RADHA CURPEN – BEING ‘ONE OF THE BOYS’ IS NOT THE WAY FOR WOMEN TO SUCCEED

Radha Curpen, Vice-Chair, Vancouver Managing Partner and National Leader ESG Strategy & Solutions, Bennett Jones LLP 

BY J.M.LEE

“Put yourself out there. Don’t wait for people to help you. Rather seek those potential mentors out. Be an active mentee in return—think of how you can be helpful to others and not only of how they can be helpful to you.” 

Radha Curpen, Vice-Chair, Vancouver Managing Partner and National Leader ESG Strategy & Solutions, Bennett Jones LLP

Radha was born in Mauritius and moved to Winnipeg with her family when she was 16. Her parents raised her and her sister to be independent, value education, seize opportunities and adapt to new environments. They instilled in them the importance of building relationships, being grateful and lifelong learning.

She was raised to speak up and be confident, and those skills served her well early in her career and still do today. She was also well supported by others inside and outside the legal profession.

“My parents are my biggest inspirations. My father planted the seed to pursue law in my head when I was six years old,” she reminisces. “He and my mother did everything they could to ensure my sister, and I could pursue an education while being part of a close family, including immigrating to Canada. My father advised us to remember our values and always be guided by them.”

Radha was also inspired by the former Supreme Court of Canada justice, Michel Bastarache, who instilled in her the value of pursuing a typical law education in French.

“As a young lawyer, someone very well-meaning told me to try to be ‘one of the boys’ to succeed and get the best opportunities in my career and life,” she said. “I didn’t accept that advice, and instead, I distinguished myself by my values and embraced who I am. I do not believe that women need to be part of a ‘club’ to succeed.”  

Radha advises women who are seeking a mentoring relationship must do one thing. “Put yourself out there. Don’t wait for people to help you. Instead, seek those potential mentors out. Be an active mentee in return—think of how you can be helpful to others and not only of how they can be helpful to you.”

She reiterated that it is okay to ask someone to be your mentor. Over time, you will develop a bond. Mentorship, at its core, is about great relationships. “I found myself well-supported by others in the profession. In fact, all of my most outstanding mentors did not look like me, and they saw my potential and encouraged it.”

Radha also emphasized that it is best to embrace change in personal and professional life and even seek it out. “When I was a young lawyer in my early 20s, I decided to convince my firm in Winnipeg that I should start a new practice in environmental law where there was no business yet. That was the best decision of my career.”
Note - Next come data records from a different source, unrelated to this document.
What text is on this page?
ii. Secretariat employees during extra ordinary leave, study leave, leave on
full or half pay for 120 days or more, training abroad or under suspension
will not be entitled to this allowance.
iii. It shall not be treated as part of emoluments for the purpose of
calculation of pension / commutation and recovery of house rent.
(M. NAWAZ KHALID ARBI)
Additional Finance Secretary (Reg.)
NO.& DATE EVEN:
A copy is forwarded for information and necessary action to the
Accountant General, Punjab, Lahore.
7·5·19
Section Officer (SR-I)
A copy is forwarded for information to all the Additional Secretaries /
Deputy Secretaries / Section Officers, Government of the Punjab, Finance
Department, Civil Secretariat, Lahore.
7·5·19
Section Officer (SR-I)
Having lived and worked in New York and Toronto, she added new dimensions to her practice and moved to Vancouver in 2016. She was the National leader of the Environmental, Social, Governance (ESG) platform at Bennett Jones. She practiced in areas that are related to ESG for years.

“While the world for women has progressed and will continue to do so, much work still needs to be done to create a level playing field,” she said matter-of-factly. “People in leadership and management need to create an environment where everyone can succeed and be empowered.”

Being a woman of color and an immigrant to Canada allows Radha to speak from her living experience. “I find it vital to create common goals and build a team around them. A big part of this is understanding that people build organizations, do extraordinary things in the right circumstances and conditions and help achieve a leader’s vision. Thus, always remember who you are. Embrace it and make the best of what you have. Although there will be barriers, you can overcome them by focusing on your values.”

She advises focusing on continued learning. Become an expert in your field and build your credibility within your organization and outside of it.

“Leaders have to lead by example to create a culture of inclusion. You have to foster an environment where people feel comfortable embracing their differences and celebrating what they bring to the table.”

Remembering Mothers’ Day, Radha couldn’t help but reflect on her mother. “My mother taught me early on about giving with no expectation of receiving and to feel thankful every day. I took these lessons to heart, and they helped define who I am.”

“Always remember who you are. Embrace it and make the best of what you have. Although there will be barriers, you can overcome them by focusing on your values.”